Jak podkreśla Bartosz Turek, główny analityk HRE Investments, powołując się na dane resortu, Ukraińcy kupują u nas prawie dwa razy więcej mieszkań niż Niemcy. - Łącznie cudzoziemcy kupili 426,2 tys. mkw. mieszkań. To oznacza, że przeciętny lokal miał 60,5 mkw. Dla porównania -dane GUS pokazują, że przeciętne mieszkanie kupione w Polsce w 2017 roku (nowszych danych wciąż nie ma) miało 53,6 mkw.- wskazuje analityk.
Łakomy kąsek
- Podczas gdy w 2017 roku Ukraińcy kupili u nas 71,3 tys. mkw. mieszkań, to już rok później było to aż 110,4 tys. mkw. To oznacza wzrost o 55 proc. - szacuje Bartosz Turek. - Choć dane ministerstwa nie są tu w 100 proc. dokładne, to na ich podstawie można obliczyć, że w 2018 roku Ukraińcy kupili w Polsce około 2,3 - 2,4 tys. mieszkań o przeciętnej powierzchni ok. 45-50 mkw.
Dla porównania - Niemcy kupili w 2018 roku 64,3 tys. mkw. mieszkań. - To także oznacza bardzo dynamiczny, bo 60-proc. wzrost. W dużej mierze wynika on z transakcji przeprowadzanych przez firmy - wyjaśnia analityk HRE Investments. - Skala ich inwestycji wzrosła w ciągu roku prawie pięciokrotnie. Niemieckie firmy kupiły w Polsce 14 tys. mkw. w 2018 roku, podczas gdy rok wcześniej zadowoliły się zaledwie 2,6 tys. mkw. Bardzo prawdopodobne, że to dopiero początek trendu. Wszystko wskazuje bowiem na to, że rodzimy rynek mieszkań na wynajem stał się bardzo łakomym kąskiem dla zachodnich funduszy.
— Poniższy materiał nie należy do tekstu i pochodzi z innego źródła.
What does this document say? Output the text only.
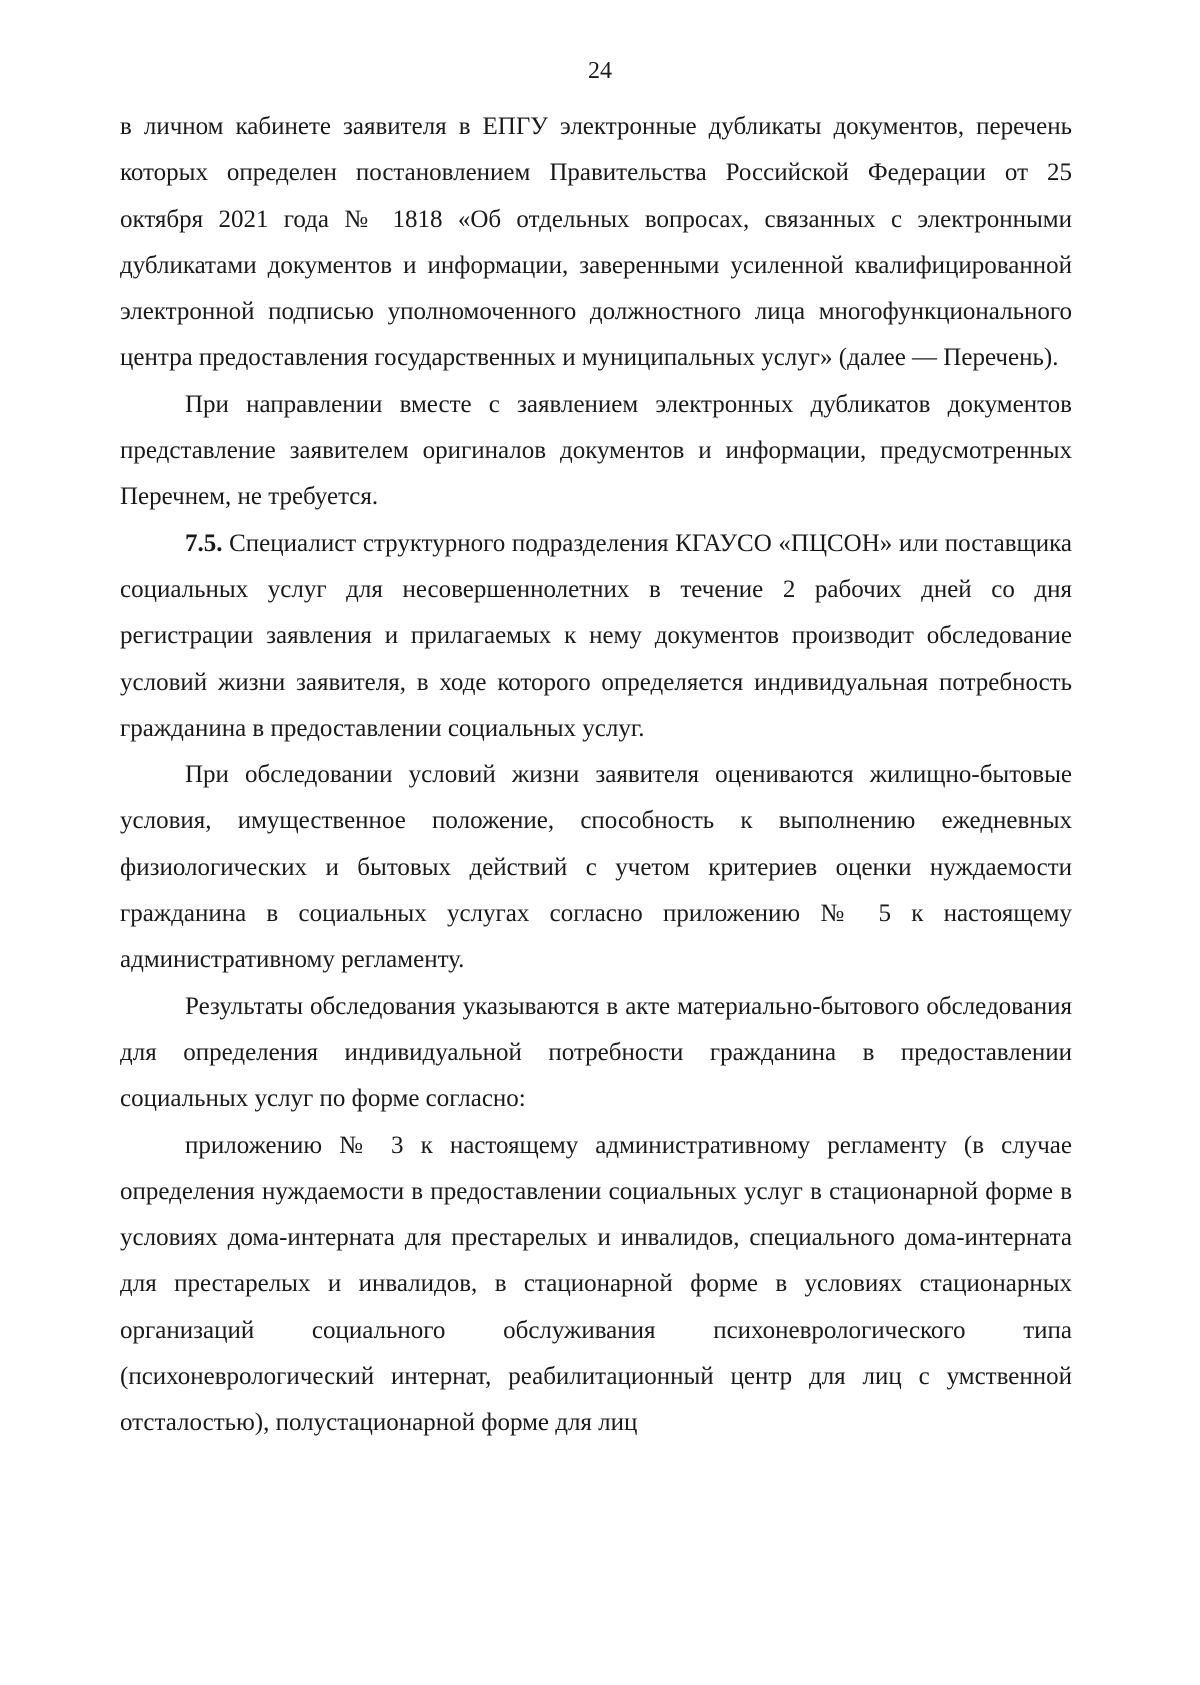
24

в личном кабинете заявителя в ЕПГУ электронные дубликаты документов, перечень которых определен постановлением Правительства Российской Федерации от 25 октября 2021 года № 1818 «Об отдельных вопросах, связанных с электронными дубликатами документов и информации, заверенными усиленной квалифицированной электронной подписью уполномоченного должностного лица многофункционального центра предоставления государственных и муниципальных услуг» (далее — Перечень).

При направлении вместе с заявлением электронных дубликатов документов представление заявителем оригиналов документов и информации, предусмотренных Перечнем, не требуется.

7.5. Специалист структурного подразделения КГАУСО «ПЦСОН» или поставщика социальных услуг для несовершеннолетних в течение 2 рабочих дней со дня регистрации заявления и прилагаемых к нему документов производит обследование условий жизни заявителя, в ходе которого определяется индивидуальная потребность гражданина в предоставлении социальных услуг.

При обследовании условий жизни заявителя оцениваются жилищно-бытовые условия, имущественное положение, способность к выполнению ежедневных физиологических и бытовых действий с учетом критериев оценки нуждаемости гражданина в социальных услугах согласно приложению № 5 к настоящему административному регламенту.

Результаты обследования указываются в акте материально-бытового обследования для определения индивидуальной потребности гражданина в предоставлении социальных услуг по форме согласно:

приложению № 3 к настоящему административному регламенту (в случае определения нуждаемости в предоставлении социальных услуг в стационарной форме в условиях дома-интерната для престарелых и инвалидов, специального дома-интерната для престарелых и инвалидов, в стационарной форме в условиях стационарных организаций социального обслуживания психоневрологического типа (психоневрологический интернат, реабилитационный центр для лиц с умственной отсталостью), полустационарной форме для лиц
Ciekawa sytuacja, jak mówi Bartosz Turek, rysuje się też na kolejnych miejscach w zestawieniu. - Tu warto zwrócić uwagę na Białorusinów i Francuzów, którzy od 2016 roku nieprzerwanie zwiększają skalę zakupów mieszkań w Polsce - mówi.- I choć wciąż kupują oni wyraźnie mniej niż Niemcy czy Ukraińcy, to niewykluczone, że już w przyszłym roku to Białorusini zajmą miejsce Brytyjczyków w gronie narodowości najchętniej kupujących mieszkania w Polsce.